Ecole 42 : apprenez leur aussi à penser

Par Guillaume Sire, maître de conférences en sciences de l’information et de la communication à l’université Paris 2 Panthéon – Assas. Billet invité

 

   A Monsieur Xavier Niel, président de l’Ecole 42, et Monsieur Nicolas Sadirac, directeur général de l’Ecole 42,

Votre école d’informatique a fêté cette année ses trois ans. Sa vocation est, pour rappel, de remplir un espace laissé vide par des institutions inadaptées au monde contemporain, lequel se trouverait « coincé (je vous cite) entre d’une part l’université, qui propose une formation pas toujours adaptée aux besoins des entreprises mais qui est gratuite et accessible au plus grand nombre, et d’autre part les écoles privées, chères, dont la formation est assez qualitative mais laisse sur le côté de la route le plus grand nombre de talents, voire de génies, que nous pourrions trouver en France ».

Le projet de l’école 42 est louable, original et intéressant à bien des égards : autonomie des étudiants, évaluation par les pairs, etc. Je ne vais pas m’étendre sur les compliments que vous faites si bien vous-mêmes. Cependant, en observant le programme, je m’aperçois qu’il n’y a aucun cours de sciences humaines et sociales dans la maquette : la philosophie, la sociologie, la science politique et la psychologie ne sont pas enseignées aux prétendus « génies ». L’économie et le droit sont également absents ou presque.

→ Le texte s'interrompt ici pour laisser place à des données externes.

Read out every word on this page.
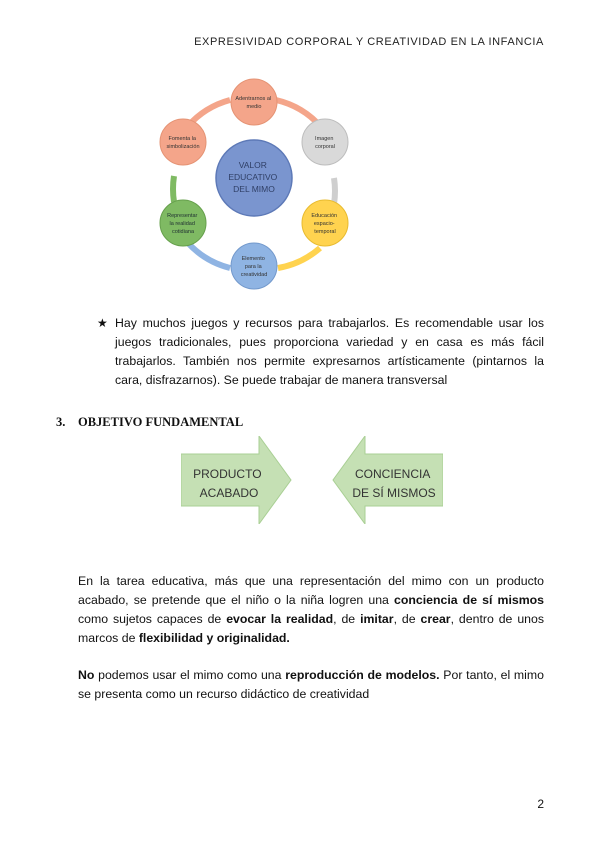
EXPRESIVIDAD CORPORAL Y CREATIVIDAD EN LA INFANCIA
VALOR EDUCATIVO DEL MIMO
Adentrarnos al medio
Imagen corporal
Educación espacio- temporal
Elemento para la creatividad
Representar la realidad cotidiana
Fomenta la simbolización
★ Hay muchos juegos y recursos para trabajarlos. Es recomendable usar los juegos tradicionales, pues proporciona variedad y en casa es más fácil trabajarlos. También nos permite expresarnos artísticamente (pintarnos la cara, disfrazarnos). Se puede trabajar de manera transversal
3. OBJETIVO FUNDAMENTAL
PRODUCTO ACABADO
CONCIENCIA DE SÍ MISMOS
En la tarea educativa, más que una representación del mimo con un producto acabado, se pretende que el niño o la niña logren una conciencia de sí mismos como sujetos capaces de evocar la realidad, de imitar, de crear, dentro de unos marcos de flexibilidad y originalidad.
No podemos usar el mimo como una reproducción de modelos. Por tanto, el mimo se presenta como un recurso didáctico de creatividad
2
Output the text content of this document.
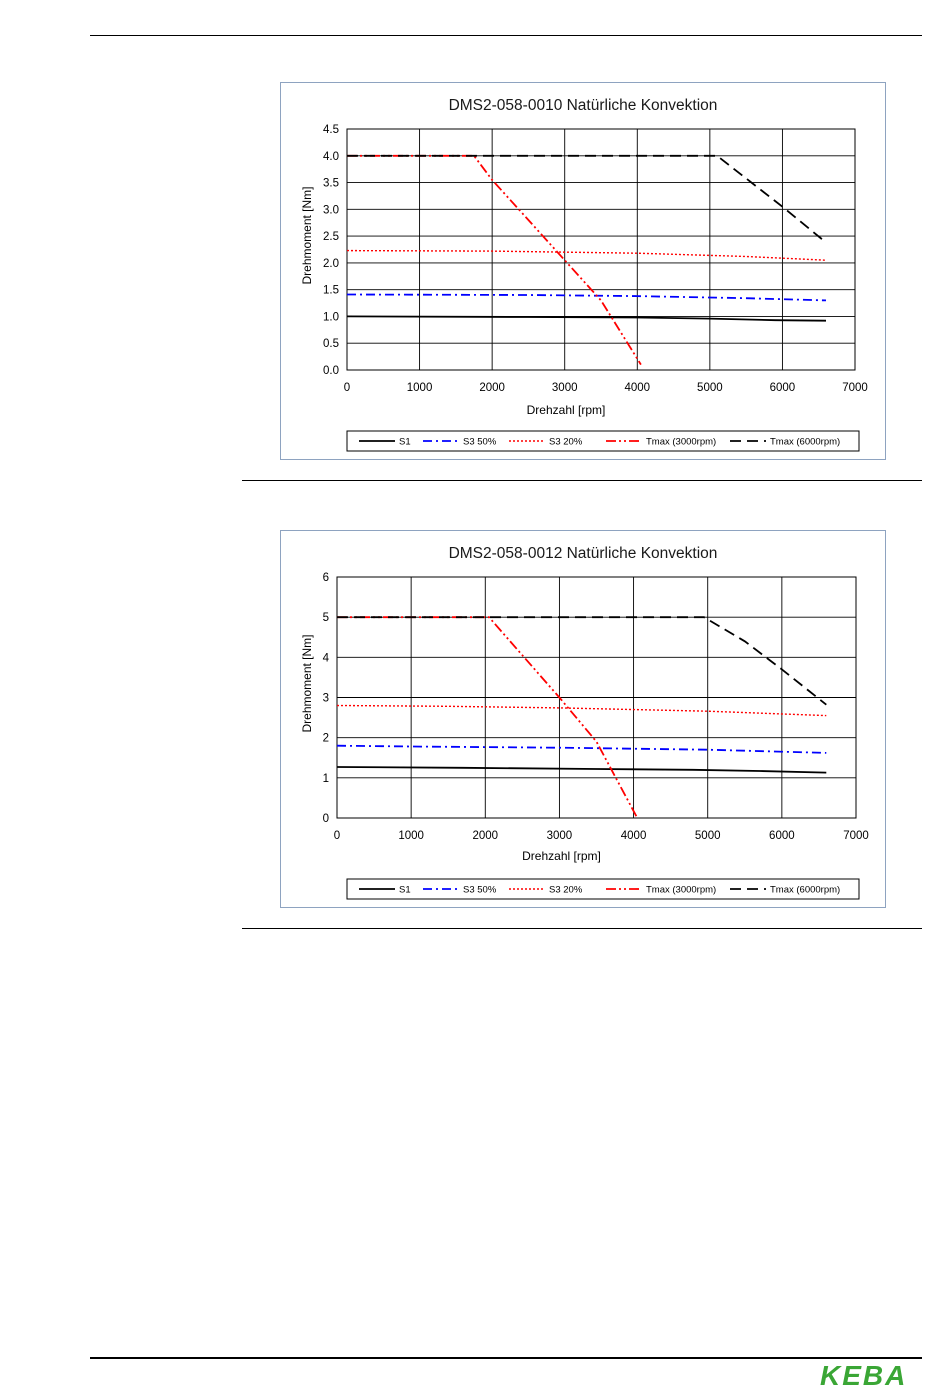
DMS2-058-0010 Natürliche Konvektion
0	1000	2000	3000	4000	5000	6000	7000
0.0
0.5
1.0
1.5
2.0
2.5
3.0
3.5
4.0
4.5
Drehzahl [rpm]
Drehmoment [Nm]
S1	S3 50%	S3 20%	Tmax (3000rpm)	Tmax (6000rpm)
DMS2-058-0012 Natürliche Konvektion
0	1000	2000	3000	4000	5000	6000	7000
0
1
2
3
4
5
6
Drehzahl [rpm]
Drehmoment [Nm]
S1	S3 50%	S3 20%	Tmax (3000rpm)	Tmax (6000rpm)
KEBA
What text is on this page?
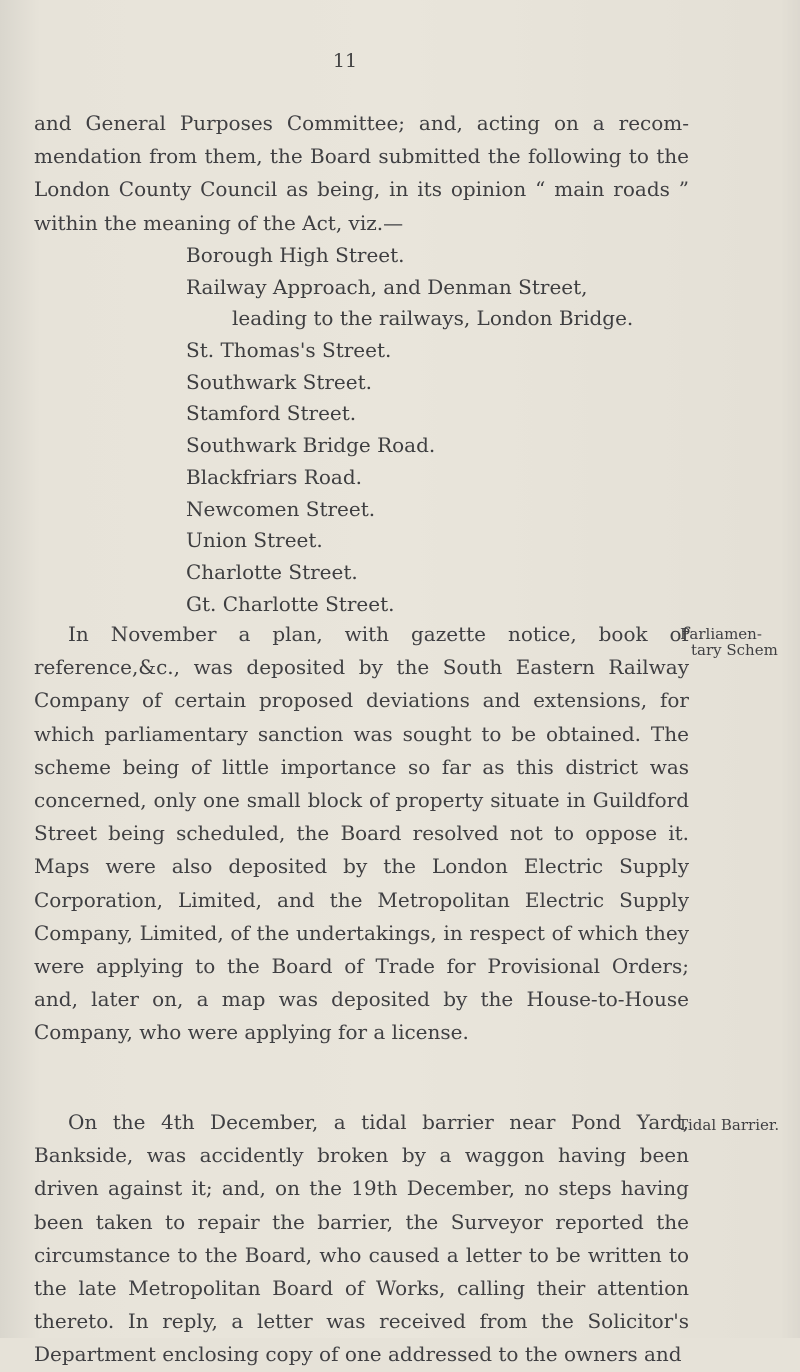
11

and General Purposes Committee; and, acting on a recommendation from them, the Board submitted the following to the London County Council as being, in its opinion “ main roads ” within the meaning of the Act, viz.—

Borough High Street.
Railway Approach, and Denman Street,
leading to the railways, London Bridge.
St. Thomas's Street.
Southwark Street.
Stamford Street.
Southwark Bridge Road.
Blackfriars Road.
Newcomen Street.
Union Street.
Charlotte Street.
Gt. Charlotte Street.

In November a plan, with gazette notice, book of reference,&c., was deposited by the South Eastern Railway Company of certain proposed deviations and extensions, for which parliamentary sanction was sought to be obtained. The scheme being of little importance so far as this district was concerned, only one small block of property situate in Guildford Street being scheduled, the Board resolved not to oppose it. Maps were also deposited by the London Electric Supply Corporation, Limited, and the Metropolitan Electric Supply Company, Limited, of the undertakings, in respect of which they were applying to the Board of Trade for Provisional Orders; and, later on, a map was deposited by the House-to-House Company, who were applying for a license.

Parliamen-
tary Schem

On the 4th December, a tidal barrier near Pond Yard, Bankside, was accidently broken by a waggon having been driven against it; and, on the 19th December, no steps having been taken to repair the barrier, the Surveyor reported the circumstance to the Board, who caused a letter to be written to the late Metropolitan Board of Works, calling their attention thereto. In reply, a letter was received from the Solicitor's Department enclosing copy of one addressed to the owners and

Tidal Barrier.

Vous le savez vous-même parfaitement, au point que vous ne cessez de le dire partout où vous allez, les technologies numériques ont pris une place centrale dans notre société. Autrement dit, l’action des informaticiens a un impact politique et culturel, et non pas seulement un impact économique. Les « geeks » jouent un rôle social qu’il serait imprudent de minimiser. C’est pourquoi ne pas leur enseigner les Humanités alors même qu’on prétend les former, c’est un peu comme si on donnait des cours de grammaire et d’orthographe à des journalistes sans leur faire connaître le paysage politique et culturel où ils s’apprêtent à jouer un rôle de catalyses.

Ceux qui prétendent étudier l’informatique doivent comprendre ce qu’est l’informatique, et non pas simplement ce qu’elle fait. Ils doivent être sensibilisés aux enjeux liés à la gouvernance d’Internet et connaître les tenants des débats concernant la neutralité du réseau, le statut des intermédiaires, la protection de la vie privée, le Big Data ou le web sémantique. Ils doivent comprendre les enjeux économiques liés à la régulation des marchés multiversants et au devenir de la propriété intellectuelle. N’êtes vous pas vous mêmes confrontés à ces enjeux tous les jours ? Voulez-vous que les étudiants de l’Ecole 42 deviennent des individus intelligents, qui auront conscience du rôle qu’ils jouent dans l’espace social, ou des soldats utiles, qui obéiront sans se poser de question ? Voulez-vous qu’ils programment ou qu’ils soient programmés ? Comptez-vous leur enseigner le code sans leur apprendre à décoder ?

Les universités ne sont peut-être pas aussi inutiles et inadaptées que vous le croyez. Réfléchir, même si ça ne rapporte pas d’argent dans l’immédiat, n’est pas forcément inutile, et c’est cela, précisément, qui permet aux êtres humains de s’adapter. Apprenez à vos étudiants à coder, oui, mais n’oubliez pas que des étudiants ont aussi, et surtout, besoin d’apprendre à penser.

 

Guillaume Sire est maître de conférences en sciences de l’information et de la communication à l’université Paris 2 Panthéon – Assas. Il est l’auteur de plusieurs ouvrages et de nombreux articles scientifiques concernant les technologies numériques. Il publie également un roman chez Plon, le 25 août prochain, dont l’intrigue se déroule dans la Silicon Valley et dont les protagonistes ont décidé de détruire Internet.